My problem is that P(x)=0 on its own, without x quantified, doesn't really mean anything. Your point is that it stands for the map x -> P(x), and in some contexts we might use this confusion. For example we say the function sin x. However the tone of this article is pretty formal and I think it is necessary to say P(x)=0 for all x, or perhaps better to use the notation later in the article P=0. Or could say P(x) is identically zero (rather more old fashioned I think). Billlion 07:32, 17 Nov 2004 (UTC)

Well, no, strictly, P is not a mapping but a formal expression. And the assertion is that it is the constant 0 (as formal expression, also); which is the notation for the polynomial with all its coefficients zero. Charles Matthews 08:25, 17 Nov 2004 (UTC)

Now we are in to some interesting pedantry! In the line above P(e)=0 clearly refers to the evaluation of P at e, so we are identifying the formal expression with a function evaluated at a real number. I am now more convinced P=0 is best, as P is clearly an object in the module of integer coeff polynomials. Billlion 09:51, 17 Nov 2004 (UTC)

Not to rude, but I think that the description in the first sentence on the Transcendental number article is best. The one I edited in here is very similar. Furthermore, this article needs some cleanup, in my opinion. Look below:

The quantitative approach asks one to find lower bounds
P(e) > F(A,d)
depending on a bound A of the coefficients of P and its degree, that apply to all P ≠ 0.

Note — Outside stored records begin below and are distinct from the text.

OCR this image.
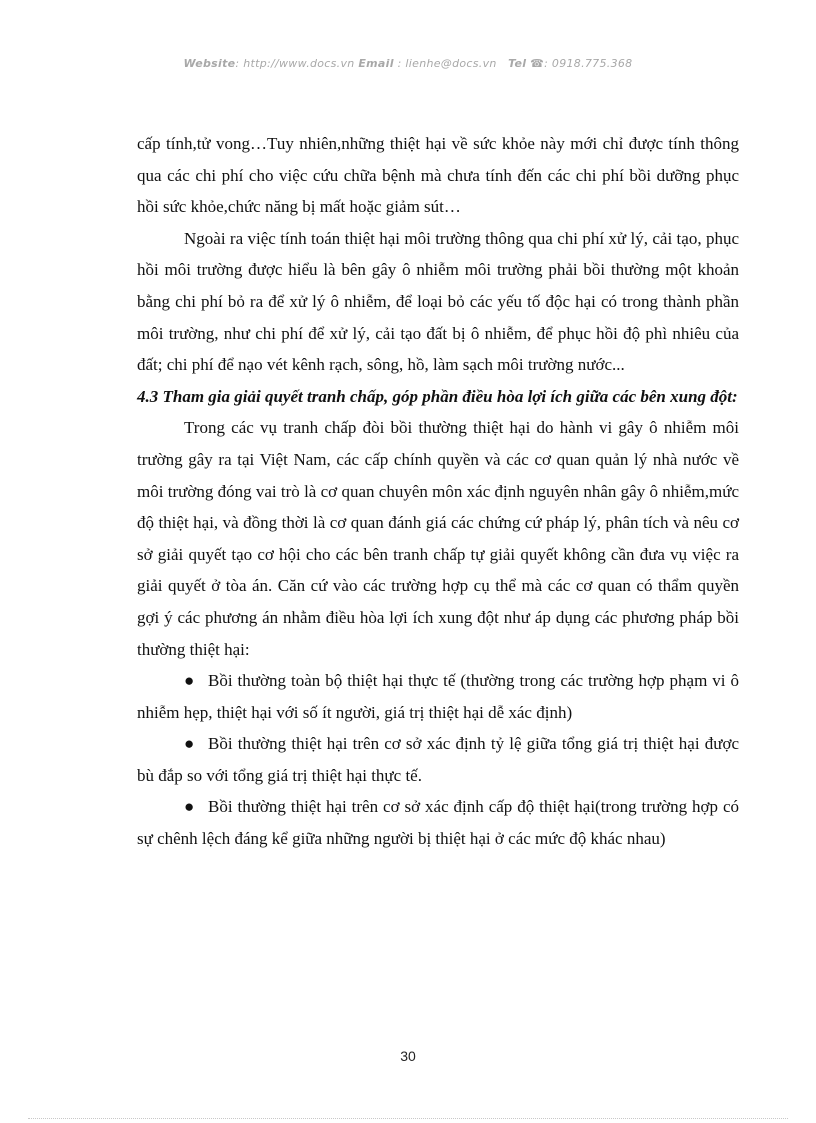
Website: http://www.docs.vn Email : lienhe@docs.vn Tel ☎: 0918.775.368

cấp tính,tử vong…Tuy nhiên,những thiệt hại về sức khỏe này mới chỉ được tính thông qua các chi phí cho việc cứu chữa bệnh mà chưa tính đến các chi phí bồi dưỡng phục hồi sức khỏe,chức năng bị mất hoặc giảm sút…

Ngoài ra việc tính toán thiệt hại môi trường thông qua chi phí xử lý, cải tạo, phục hồi môi trường được hiểu là bên gây ô nhiễm môi trường phải bồi thường một khoản bằng chi phí bỏ ra để xử lý ô nhiễm, để loại bỏ các yếu tố độc hại có trong thành phần môi trường, như chi phí để xử lý, cải tạo đất bị ô nhiễm, để phục hồi độ phì nhiêu của đất; chi phí để nạo vét kênh rạch, sông, hồ, làm sạch môi trường nước...

4.3 Tham gia giải quyết tranh chấp, góp phần điều hòa lợi ích giữa các bên xung đột:

Trong các vụ tranh chấp đòi bồi thường thiệt hại do hành vi gây ô nhiễm môi trường gây ra tại Việt Nam, các cấp chính quyền và các cơ quan quản lý nhà nước về môi trường đóng vai trò là cơ quan chuyên môn xác định nguyên nhân gây ô nhiễm,mức độ thiệt hại, và đồng thời là cơ quan đánh giá các chứng cứ pháp lý, phân tích và nêu cơ sở giải quyết tạo cơ hội cho các bên tranh chấp tự giải quyết không cần đưa vụ việc ra giải quyết ở tòa án. Căn cứ vào các trường hợp cụ thể mà các cơ quan có thẩm quyền gợi ý các phương án nhằm điều hòa lợi ích xung đột như áp dụng các phương pháp bồi thường thiệt hại:

● Bồi thường toàn bộ thiệt hại thực tế (thường trong các trường hợp phạm vi ô nhiễm hẹp, thiệt hại với số ít người, giá trị thiệt hại dễ xác định)

● Bồi thường thiệt hại trên cơ sở xác định tỷ lệ giữa tổng giá trị thiệt hại được bù đắp so với tổng giá trị thiệt hại thực tế.

● Bồi thường thiệt hại trên cơ sở xác định cấp độ thiệt hại(trong trường hợp có sự chênh lệch đáng kể giữa những người bị thiệt hại ở các mức độ khác nhau)

30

I, as a reader of the article, have some questions about this:

  • What is the function F?
  • The lower bounds of what exactly?
  • What is the function F?
  • I think A is a number that is greater than the magnitude (absolute value) of any coeffient of the polynomial function P, right?
  • What is the function F?
  • d is the polynomial degree of P, right?
  • What is the function F?
Do you see the point I am trying to make clear?
  • Also, where are the references? I can't check your work or believe anything unless there is some reading that I am inclined to read. (preferably there be an online one so that people do not have to go to the library, but at least 1 book so that it is more verifiable)
  • EulerGamma 21:29, 11 September 2006 (UTC)

[edit] Overlap with Transcendental number article

I'd love to help get this article into reasonable shape, but it seems inevitable to me that it is going to overlap a lot with the transcendental number article. I'm definitely not suggesting the two be merged but it'd be useful to get some suggestions on what to put into which article Chenxlee (talk) 20:02, 13 February 2008 (UTC)